FAST FACTS HAWAII
Class-action settlement over Hilton mold OK'd
A state judge cleared the way yesterday for payments to former Hilton Hawaiian Village guests in a $1.8 million class-action settlement over mold infestation that closed one of the hotel towers.
The lawsuit alleged that Hilton did not disclose the presence of mold contamination in the hotel's Kalia Tower guest rooms between June 14 and July 23, 2002.
Hawaii Circuit Judge Eden Hifo approved an agreement that was reached in December, meaning that guests who submit claims can now begin receiving compensation, said attorney Thomas Grande.
About 2,900 guests from almost every state and many countries around the world are eligible for payments or credits, according to lawyers for the plaintiffs.
Onex, Black may bid for papers
A Canadian group including Onex Corp.
, a Toronto-based investment company, and Black Press
, a Victoria, British Columbia-based newspaper chain, may bid for the Philadelphia Inquirer and Philadelphia Daily News, the Inquirer said, citing people close to the investors.
In Hawaii, Black Press owns the Honolulu Star-Bulletin and MidWeek.
Avista Capital Holdings LP, a private equity firm in New York, is also considering a bid, the Inquirer said.
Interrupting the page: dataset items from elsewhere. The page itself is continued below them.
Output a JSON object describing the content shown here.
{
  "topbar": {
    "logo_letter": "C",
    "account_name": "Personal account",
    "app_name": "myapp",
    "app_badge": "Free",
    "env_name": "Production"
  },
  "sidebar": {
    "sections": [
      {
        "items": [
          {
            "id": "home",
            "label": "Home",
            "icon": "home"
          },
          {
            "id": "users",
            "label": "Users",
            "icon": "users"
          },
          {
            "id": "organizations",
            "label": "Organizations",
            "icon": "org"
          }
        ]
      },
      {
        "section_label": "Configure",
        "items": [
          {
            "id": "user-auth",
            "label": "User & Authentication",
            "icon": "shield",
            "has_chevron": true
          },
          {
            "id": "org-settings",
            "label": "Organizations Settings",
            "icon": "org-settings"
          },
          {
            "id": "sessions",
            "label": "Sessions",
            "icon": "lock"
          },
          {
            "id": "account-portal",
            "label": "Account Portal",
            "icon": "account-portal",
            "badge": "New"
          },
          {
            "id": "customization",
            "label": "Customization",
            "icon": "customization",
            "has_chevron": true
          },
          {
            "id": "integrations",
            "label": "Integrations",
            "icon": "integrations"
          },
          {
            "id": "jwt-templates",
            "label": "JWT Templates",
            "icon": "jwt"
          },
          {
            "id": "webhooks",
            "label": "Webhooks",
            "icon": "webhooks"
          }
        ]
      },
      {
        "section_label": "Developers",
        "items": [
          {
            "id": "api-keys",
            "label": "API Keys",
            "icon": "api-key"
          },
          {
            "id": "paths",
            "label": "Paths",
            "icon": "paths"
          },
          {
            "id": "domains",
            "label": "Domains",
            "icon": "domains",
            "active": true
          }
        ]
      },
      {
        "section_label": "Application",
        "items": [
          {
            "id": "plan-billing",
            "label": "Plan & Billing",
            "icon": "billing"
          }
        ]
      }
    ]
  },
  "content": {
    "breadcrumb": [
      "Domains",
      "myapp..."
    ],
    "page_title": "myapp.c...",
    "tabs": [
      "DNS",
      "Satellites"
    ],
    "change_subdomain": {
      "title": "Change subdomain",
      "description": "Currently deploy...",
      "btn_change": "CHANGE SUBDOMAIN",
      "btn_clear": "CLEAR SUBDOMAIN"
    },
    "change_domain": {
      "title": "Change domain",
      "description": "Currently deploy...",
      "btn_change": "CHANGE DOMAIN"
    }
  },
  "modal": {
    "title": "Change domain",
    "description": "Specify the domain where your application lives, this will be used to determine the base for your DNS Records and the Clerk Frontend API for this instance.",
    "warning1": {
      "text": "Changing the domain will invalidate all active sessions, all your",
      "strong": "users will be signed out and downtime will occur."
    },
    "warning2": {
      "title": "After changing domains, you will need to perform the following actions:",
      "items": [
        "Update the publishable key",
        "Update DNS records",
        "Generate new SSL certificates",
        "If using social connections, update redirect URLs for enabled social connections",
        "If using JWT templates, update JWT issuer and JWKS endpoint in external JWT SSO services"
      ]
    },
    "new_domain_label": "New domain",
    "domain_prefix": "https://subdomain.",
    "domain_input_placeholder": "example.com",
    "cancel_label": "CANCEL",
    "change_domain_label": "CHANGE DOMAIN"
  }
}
Avista and the Canadian group were scheduled to visit the newspapers this week, the Inquirer said.
The Inquirer and Daily News are among the Knight-Ridder Inc. newspapers McClatchy Co. won't buy when it acquires most of the chain this summer.
Other likely bidders include the Yucaipa Cos. of Los Angeles, which is backed by the newspaper union, and a group of investors led by Brian P. Tierney and Bruce E. Toll, the newspaper said. MediaNews Group of Denver dropped out of the bidding over the price Knight-Ridder asked, the Inquirer said.
State assembly passes oil windfall profit tax
SACRAMENTO » A bill that would slap a windfall profits tax on California oil producers was approved yesterday by a state Assembly committee as gasoline prices surged past $3 a gallon.
Gov. Arnold Schwarzenegger, meanwhile, wrote a letter to the California Energy Commission asking it to investigate the price increases.
"Should you find instances of market manipulation, price gouging or unfair business practices, I instruct you to report this to me and turn over the evidence to the California attorney general without hesitation," Schwarzenegger said in a letter to Energy Commission Chairman Joe Desmond.
Schwarzenegger refused to take a position on the windfall-profits tax when asked about it during a news conference. He said the only way to cut gas prices was to reduce consumption.
The bill debated yesterday would levy a 2 percent tax on oil company income of more than $10 million and use the revenue to help low- and moderate-income senior citizens pay for prescription drugs.
China creates major glut of apartments
A surge in the number of vacant newly built apartments suggests China's real estate market may be facing a financial fallout, reports said today.
China had 1.3 billion square feet of unsold and unleased space in new buildings by the end of March, a rise of about 24 percent over a year earlier, the Shanghai Daily and other state-run newspapers reported.
That figure does not include property purchased for speculative reasons, much of which also remains unoccupied, the reports said, citing figures released by the National Bureau of Statistics.
"Last year's figures in Shanghai showed that up to half of the new housing sold was not used," the China Daily cited Yin Zhongli, a real estate expert with the Chinese Academy of Social Sciences, as saying.
Venture capital bouncing back
SAN FRANCISCO » The pace of venture capital investing is off to its fastest start in four years, propelled by a high-tech comeback that's again pumping cash into the Internet.
Venture capitalists committed $5.63 billion nationwide in 761 deals completed during the first three months of the year, a 12 percent increase from the same time last year, according to statistics to be released today by Thomson Financial, PricewaterhouseCoopers and the National Venture Capital Association.
It's the most that venture capitalists have invested during the first quarter since 2002 when the industry spread $6.7 billion across 688 deals.
At that time, venture capitalists were still trying to clean up a mess they helped create by investing nearly $160 billion in 1999 and 2000. That spree fed the dot-com mania that eventually turned the high-tech industry into a financial wasteland for several years.
Sun founder steps down as CEO
SAN FRANCISCO » Scott McNealy, the often outspoken co-founder of Sun Microsystems Inc.
and one of Microsoft Corp.
's most vocal critics, stepped down as CEO after 22 years yesterday as the pioneering maker of computer servers reported a wider quarterly loss.
Sun's shares surged nearly 9 percent after the announcement of McNealy's exit and the $217 million loss that met Wall Street expectations. McNealy was under increasing criticism from analysts and former executives, who said he wasn't doing enough to restore the company to its more profitable days.